C’était le festival le plus attendu en Israël, qui se tenait dans le désert au sud du pays. Il annonçait le début des festivités du « sukkot ». Pourtant ce n’est pas le son des basses qui a retenti. Plutôt celui des roquettes des terroristes.
Situé dans une zone désertique à moins de cinq kilomètres de la bande de Gaza, le soleil venait à peine de caresser la peau des jeunes danseurs. Arrivé la veille, le festival de musique Supernova offrait un cadre idyllique : deux scènes technos, au bord des falaises de Reïm. C’était la première fois qu’il se tenait en Israël, en l’honneur d’une fête juive.
Sous les toiles de couleurs, bercées par le vent, enivrées du rythme synchronisé de la transe psychédélique, cette jeunesse profitait de la douceur matinale. Sur de nombreuses vidéos, la joie transparaissait les visages.
Pourtant dans ce ciel dégagé, des points noirs d’une vitesse inouïe, sont apparus. Il était 6h30 lorsque les sirènes ont retenti, tandis que les organisateurs du festival demandaient l’évacuation du site. Le site était attaqué.
Le paradis est enfer
La panique s’est installée, le chaos et le désordre prenant le pas sur la raison. Ce rassemblement idyllique s’est transformé, en un fragment de secondes, en un véritable cauchemar. Sous le bruit assourdissant des sirènes, chacun a tenté de rejoindre son véhicule. Des hordes de jeunes, courant dans tous les sens, ont essayé en vain de retrouver leur chemin. Interviewée par la chaîne britannique BBC, Gili Yoskovich témoigne : « Les terroristes arrivaient de partout, alors on ne savait pas où aller ».
Tandis qu’ils essayaient d’échapper à la mort, un son furtif s’est introduit dans cette course effrénée : celui des balles. « Ils allaient d’arbre en arbre et tiraient. Les gens mouraient partout » explique-t-elle à nos confrères. Les plus chanceux arrivèrent à gagner leurs voitures et prirent la fuite.
Des cris, des pleurs, des hurlements, tous, autant qu’ils le pouvaient, ont essayé de se cacher ou du moins de fuir leurs ravisseurs. Des tentes, des poubelles, même des arbres sont devenus des abris.
Deux cent soixante morts furent retrouvés par l’organisation Zaka ‑spécialisée dans les premiers secours et l’identification des corps- le lendemain.
La musique pour cible
C’est une fête qui a tourné au drame. Plus d’un millier de terroristes du groupe Hamas à bord de motos, de camionnettes, de bateaux ou même de parapentes motorisés ont traversé la frontière. Si le festival n’était que l’une des cibles des assaillants, cette attaque nous rappelle ô combien l’univers artistique est toujours pris pour cible. Il est encore plus un symbole, lorsque l’on connaît l’univers musical auquel appartient l’événement Supernova.

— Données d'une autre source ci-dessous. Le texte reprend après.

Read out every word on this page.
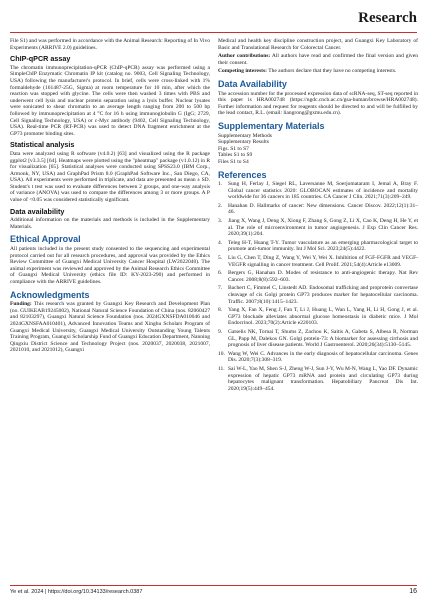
Research

File S1) and was performed in accordance with the Animal Research: Reporting of In Vivo Experiments (ARRIVE 2.0) guidelines.

ChIP-qPCR assay

The chromatin immunoprecipitation-qPCR (ChIP-qPCR) assay was performed using a SimpleChIP Enzymatic Chromatin IP kit (catalog no. 9003, Cell Signaling Technology, USA) following the manufacturer's protocol. In brief, cells were cross-linked with 1% formaldehyde (161487-25G, Sigma) at room temperature for 10 min, after which the reaction was stopped with glycine. The cells were then washed 3 times with PBS and underwent cell lysis and nuclear protein separation using a lysis buffer. Nuclear lysates were sonicated to shear chromatin to an average length ranging from 200 to 500 bp followed by immunoprecipitation at 4 °C for 16 h using immunoglobulin G (IgG; 2729, Cell Signaling Technology, USA) or c-Myc antibody (9402, Cell Signaling Technology, USA). Real-time PCR (RT-PCR) was used to detect DNA fragment enrichment at the GP73 promoter binding sites.

Statistical analysis

Data were analyzed using R software (v4.0.2) [63] and visualized using the R package ggplot2 [v3.3.5] [64]. Heatmaps were plotted using the "pheatmap" package (v1.0.12) in R for visualization [65]. Statistical analyses were conducted using SPSS23.0 (IBM Corp., Armonk, NY, USA) and GraphPad Prism 8.0 (GraphPad Software Inc., San Diego, CA, USA). All experiments were performed in triplicate, and data are presented as mean ± SD. Student's t test was used to evaluate differences between 2 groups, and one-way analysis of variance (ANOVA) was used to compare the differences among 3 or more groups. A P value of <0.05 was considered statistically significant.

Data availability

Additional information on the materials and methods is included in the Supplementary Materials.

Ethical Approval

All patients included in the present study consented to the sequencing and experimental protocol carried out for all research procedures, and approval was provided by the Ethics Review Committee of Guangxi Medical University Cancer Hospital (LW2022040). The animal experiment was reviewed and approved by the Animal Research Ethics Committee of Guangxi Medical University (ethics file ID: KY-2023-290) and performed in compliance with the ARRIVE guidelines.

Acknowledgments

Funding: This research was granted by Guangxi Key Research and Development Plan (no. GUIKEAB19245002), National Natural Science Foundation of China (nos. 82060427 and 82103297), Guangxi Natural Science Foundation (nos. 2024GXNSFDA010046 and 2024GXNSFAA010401), Advanced Innovation Teams and Xinghu Scholars Program of Guangxi Medical University, Guangxi Medical University Outstanding Young Talents Training Program, Guangxi Scholarship Fund of Guangxi Education Department, Nanning Qingxiu District Science and Technology Project (nos. 2020037, 2020038, 2021007, 2021010, and 2021012), Guangxi

Medical and health key discipline construction project, and Guangxi Key Laboratory of Basic and Translational Research for Colorectal Cancer.

Author contributions: All authors have read and confirmed the final version and given their consent.

Competing interests: The authors declare that they have no competing interests.

Data Availability

The accession number for the processed expression data of scRNA-seq, ST-seq reported in this paper is HRA002748 (https://ngdc.cncb.ac.cn/gsa-human/browse/HRA002748). Further information and request for reagents should be directed to and will be fulfilled by the lead contact, R.L. (email: liangrong@gxmu.edu.cn).

Supplementary Materials
Supplementary Methods
Supplementary Results
Figs. S1 to S7
Tables S1 to S9
Files S1 to S4
References
1.	Sung H, Ferlay J, Siegel RL, Laversanne M, Soerjomataram I, Jemal A, Bray F. Global cancer statistics 2020: GLOBOCAN estimates of incidence and mortality worldwide for 36 cancers in 185 countries. CA Cancer J Clin. 2021;71(3):209–249.
2.	Hanahan D. Hallmarks of cancer: New dimensions. Cancer Discov. 2022;12(1):31–46.
3.	Jiang X, Wang J, Deng X, Xiong F, Zhang S, Gong Z, Li X, Cao K, Deng H, He Y, et al. The role of microenvironment in tumor angiogenesis. J Exp Clin Cancer Res. 2020;39(1):204.
4.	Teleg H-T, Huang T-Y. Tumor vasculature as an emerging pharmacological target to promote anti-tumor immunity. Int J Mol Sci. 2023;24(5):4422.
5.	Liu G, Chen T, Ding Z, Wang Y, Wei Y, Wei X. Inhibition of FGF-FGFR and VEGF-VEGFR signalling in cancer treatment. Cell Prolif. 2021;54(4):Article e13009.
6.	Bergers G, Hanahan D. Modes of resistance to anti-angiogenic therapy. Nat Rev Cancer. 2008;8(8):592–603.
7.	Bachert C, Fimmel C, Linstedt AD. Endosomal trafficking and proprotein convertase cleavage of cis Golgi protein GP73 produces marker for hepatocellular carcinoma. Traffic. 2007;8(10):1415–1423.
8.	Yang X, Fan X, Feng J, Fan T, Li J, Huang L, Wan L, Yang H, Li H, Gong J, et al. GP73 blockade alleviates abnormal glucose homeostasis in diabetic mice. J Mol Endocrinol. 2023;70(2):Article e220103.
9.	Gatselis NK, Tornai T, Shums Z, Zachou K, Saitis A, Gabeta S, Albesa R, Norman GL, Papp M, Dalekos GN. Golgi protein-73: A biomarker for assessing cirrhosis and prognosis of liver disease patients. World J Gastroenterol. 2020;26(34):5130–5145.
10. Wang W, Wei C. Advances in the early diagnosis of hepatocellular carcinoma. Genes Dis. 2020;7(3):308–319.
11. Sai W-L, Yao M, Shen S-J, Zheng W-J, Sun J-Y, Wu M-N, Wang L, Yao DF. Dynamic expression of hepatic GP73 mRNA and protein and circulating GP73 during hepatocytes malignant transformation. Hepatobiliary Pancreat Dis Int. 2020;19(5):449–454.
Ye et al. 2024 | https://doi.org/10.34133/research.0387	16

Il y a 40 ans, lors de son apparition à Détroit, puis en Europe, notamment en Allemagne et en Angleterre, elle était l’apanage d’une génération toute entière qui souhaitait s’affranchir des règles et du réel qui l’oppressait. L’histoire de la techno est donc étroitement liée avec celle du monde et de la politique. Elle est la prise de position intergénérationnelle de celles et ceux qui se refusent à vivre dans un monde établi. Elle est une idéalisation, une utopie qui souhaite avant tout se concentrer sur l’égalité entre les hommes.
L’attaque du Supernova résonne donc comme un nouveau Bataclan. Une opération où l’on prend par surprise des innocents. La capture de gens qui ne souhaitaient qu’une chose : profiter d’un moment d’oubli, au cœur du désert, dans la nature. Les vidéos publiées tout au long du week-end sont insoutenables. L’effet de surprise est d’une violence inouïe.
Le son des basses qui faisait danser une jeunesse rêveuse et idéaliste à été remplacé par celui des balles, ramenant à l’odieuse réalité de ce qu’est notre monde : un chaos établi.